Universal disdain for American public Restrooms has been documented on the internet for years; tourists have blogged in horror, designers have authored think-pieces, and BuzzFeed has made some memes. However, issues of privacy, cleanliness, social marginalization and accessibility have dominated discussions about public restrooms since the early 20th-century introduction of the “ladies” room in the American workplace. Almost 100 years later, and public restroom design remains largely unchanged and highly problematic. In short, American Public Restrooms…suck.
In this blog series, we’re taking on the all-too-taboo topic of restrooms and addressing the problems presented by their dated archetypes with contemporary solutions.
Our first examination of public restrooms considers an issue heightened by COVID-19: cleanliness. We’ve all been there: out and in urgent need of a bathroom visit, only to find a restroom that looks like something out of a nightmare. Unfortunately, this is not a once-in-a-lifetime occurrence; dirty public restrooms are nothing short of the norm. Under normal circumstances most people try to avoid using public restrooms, throw a global pandemic into the mix and the idea is downright terrifying.
High-touch surfaces and compact spaces are two of the many reasons public restrooms are considered to be a hotbed for germs. Despite an increased effort to sanitize, the basic features that comprise public restrooms make optimal cleanliness unattainable.
We’re breaking down some of the most pressing hygiene concerns in public restrooms and exploring ideas, products, and practices to keep squeaky clean.
By now, we should all be seasoned pros when it comes to protective health measures in public: wear a form-fitting mask; wash your hands for at least 20 seconds with soap and water; use hand-sanitizers with at least 60% alcohol; keep at least six feet from strangers, and always cover your mouth when coughing and sneezing.
Public spaces should be cleaned well and often with soap, water, and disinfectant. When using disinfectants, the products instructions should be read and followed accordingly (most require keeping surface wet for a period of time, and the use of gloves to protect the skin)
High-touch surfaces are breeding grounds for germs and bacteria, and their constant use result in the spread of illnesses. Eliminating touch features in a restroom reduces the risk of contamination and the need for constant sanitization. Automated elements such as doors, toilets, faucets, soap dispensers, and hand dryers prevent people from transmitting germs.
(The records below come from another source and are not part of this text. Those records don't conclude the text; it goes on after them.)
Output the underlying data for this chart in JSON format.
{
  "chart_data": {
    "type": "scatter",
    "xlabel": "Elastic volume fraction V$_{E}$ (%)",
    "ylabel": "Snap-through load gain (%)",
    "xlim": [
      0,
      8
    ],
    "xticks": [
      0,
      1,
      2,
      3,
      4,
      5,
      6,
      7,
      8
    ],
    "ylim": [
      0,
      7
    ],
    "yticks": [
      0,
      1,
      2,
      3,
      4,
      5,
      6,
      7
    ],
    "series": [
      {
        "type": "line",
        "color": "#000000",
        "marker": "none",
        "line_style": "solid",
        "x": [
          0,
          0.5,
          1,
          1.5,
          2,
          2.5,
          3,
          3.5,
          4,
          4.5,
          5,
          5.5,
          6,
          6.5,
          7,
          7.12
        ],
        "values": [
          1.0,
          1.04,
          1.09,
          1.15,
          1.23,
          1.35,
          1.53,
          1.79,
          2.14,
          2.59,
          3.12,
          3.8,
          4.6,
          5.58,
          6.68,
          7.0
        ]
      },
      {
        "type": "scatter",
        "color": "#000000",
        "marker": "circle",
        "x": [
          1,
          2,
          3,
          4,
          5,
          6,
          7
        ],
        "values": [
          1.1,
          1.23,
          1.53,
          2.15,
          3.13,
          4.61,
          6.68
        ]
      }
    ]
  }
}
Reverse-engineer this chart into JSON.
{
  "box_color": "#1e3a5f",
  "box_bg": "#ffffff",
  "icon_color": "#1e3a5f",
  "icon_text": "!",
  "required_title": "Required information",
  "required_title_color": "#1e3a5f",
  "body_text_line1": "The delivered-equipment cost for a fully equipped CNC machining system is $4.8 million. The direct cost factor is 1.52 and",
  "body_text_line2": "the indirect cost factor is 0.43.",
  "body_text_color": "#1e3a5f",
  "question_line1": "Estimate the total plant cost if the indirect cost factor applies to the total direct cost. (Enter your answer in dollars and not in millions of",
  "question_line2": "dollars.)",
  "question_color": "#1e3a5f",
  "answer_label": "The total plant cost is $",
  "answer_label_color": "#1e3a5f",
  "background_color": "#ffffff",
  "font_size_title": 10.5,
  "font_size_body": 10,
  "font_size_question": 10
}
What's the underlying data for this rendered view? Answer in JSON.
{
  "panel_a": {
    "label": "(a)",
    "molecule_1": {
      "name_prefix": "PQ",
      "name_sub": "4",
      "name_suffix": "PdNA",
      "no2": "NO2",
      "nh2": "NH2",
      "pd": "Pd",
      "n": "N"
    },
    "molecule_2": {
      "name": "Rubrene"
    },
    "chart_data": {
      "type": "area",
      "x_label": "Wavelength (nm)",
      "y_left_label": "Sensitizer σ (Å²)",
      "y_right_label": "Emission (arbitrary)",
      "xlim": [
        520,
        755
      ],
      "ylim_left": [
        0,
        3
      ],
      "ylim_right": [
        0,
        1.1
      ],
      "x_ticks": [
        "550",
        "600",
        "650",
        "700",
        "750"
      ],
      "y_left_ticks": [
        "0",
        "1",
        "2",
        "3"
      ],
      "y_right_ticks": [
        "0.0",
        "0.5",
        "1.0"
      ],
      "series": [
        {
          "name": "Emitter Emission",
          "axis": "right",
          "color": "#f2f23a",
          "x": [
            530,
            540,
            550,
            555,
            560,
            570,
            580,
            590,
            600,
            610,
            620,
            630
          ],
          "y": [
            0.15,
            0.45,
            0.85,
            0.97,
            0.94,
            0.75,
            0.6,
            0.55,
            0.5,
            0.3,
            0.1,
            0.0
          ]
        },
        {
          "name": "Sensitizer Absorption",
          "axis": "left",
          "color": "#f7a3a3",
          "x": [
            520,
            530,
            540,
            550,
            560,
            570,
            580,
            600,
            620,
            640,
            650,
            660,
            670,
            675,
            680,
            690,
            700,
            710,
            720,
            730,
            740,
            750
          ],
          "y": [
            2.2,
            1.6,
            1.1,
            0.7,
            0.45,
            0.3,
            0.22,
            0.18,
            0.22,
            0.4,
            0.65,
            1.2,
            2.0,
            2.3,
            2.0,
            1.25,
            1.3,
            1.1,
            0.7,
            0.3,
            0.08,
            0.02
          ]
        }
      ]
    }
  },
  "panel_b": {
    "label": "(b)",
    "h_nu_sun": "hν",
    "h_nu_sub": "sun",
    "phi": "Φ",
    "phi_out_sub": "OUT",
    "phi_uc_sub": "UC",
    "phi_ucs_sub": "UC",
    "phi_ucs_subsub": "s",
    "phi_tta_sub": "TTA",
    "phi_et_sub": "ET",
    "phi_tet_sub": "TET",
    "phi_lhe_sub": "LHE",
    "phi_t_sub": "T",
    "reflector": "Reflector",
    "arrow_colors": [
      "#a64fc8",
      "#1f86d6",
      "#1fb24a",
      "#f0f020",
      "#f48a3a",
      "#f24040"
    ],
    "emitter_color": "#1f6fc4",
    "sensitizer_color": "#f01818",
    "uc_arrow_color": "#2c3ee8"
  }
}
Additionally, automatic hand washing stations ensure the use of proper amounts of soap and bacteria-killing water temperatures, and thorough hand drying. According to experts, wet and damp hands spread germs more easily than dry hands; forceful and warm hand-dryers quickly dry, and reduce the need to touch wasteful paper-towel dispensers.
KEEP IT QUICK
Inconvenient restroom layouts can cause congestion, overlapping paths, and long lines. In order to eliminate a prolonged restroom experience and exposure, create a logical traffic pattern through the location of wash stations, mirrors and cubicles. Wash stations that have faucets, soap dispensers, and hand dryers all in one area reduce the need for movement throughout the space, and allow users to quickly sanitize and dry their hands and leave the restroom.
Vanity mirrors should have a designated location away from wash stations so as to not disrupt or prevent users from washing their hands. Eliminating counter space and using large sink basis not only prevents dirty sink water (bacteria’s favorite hang-out spot) on surface areas, but inhibits users from placing their items on shared spaces.
Choosing the correct material can reduce the presence of germs. Soft and porous materials absorb water and air germ-infected particulates, causing bacteria harvest in the small divots and pores of these surfaces. Hard materials such as glass, stainless steel, and certain plastics (such as our chpl) are difficult to scratch and crack, resulting in an effective, low maintenance sanitization process.
The CDC recommends sneezing and coughing into a tissue or your elbow, and always wearing a mask while in public. While toilet cubicles visually partition users (creating the illusion of isolation), American public restroom cubicles are famed for their large floor, ceiling, door gaps. These voids allow for the transmission of air, meaning if someone inside a cubicle coughs or sneezes, there is a high likelihood that you could be hit with their potentially infectious droplets.
Large, gap-less floor to ceiling toilet cubicles completely section off toilets, isolating the air of their users. Therefore, if the person next to you has a sneezing fit with their mask off, you are safe from their germs.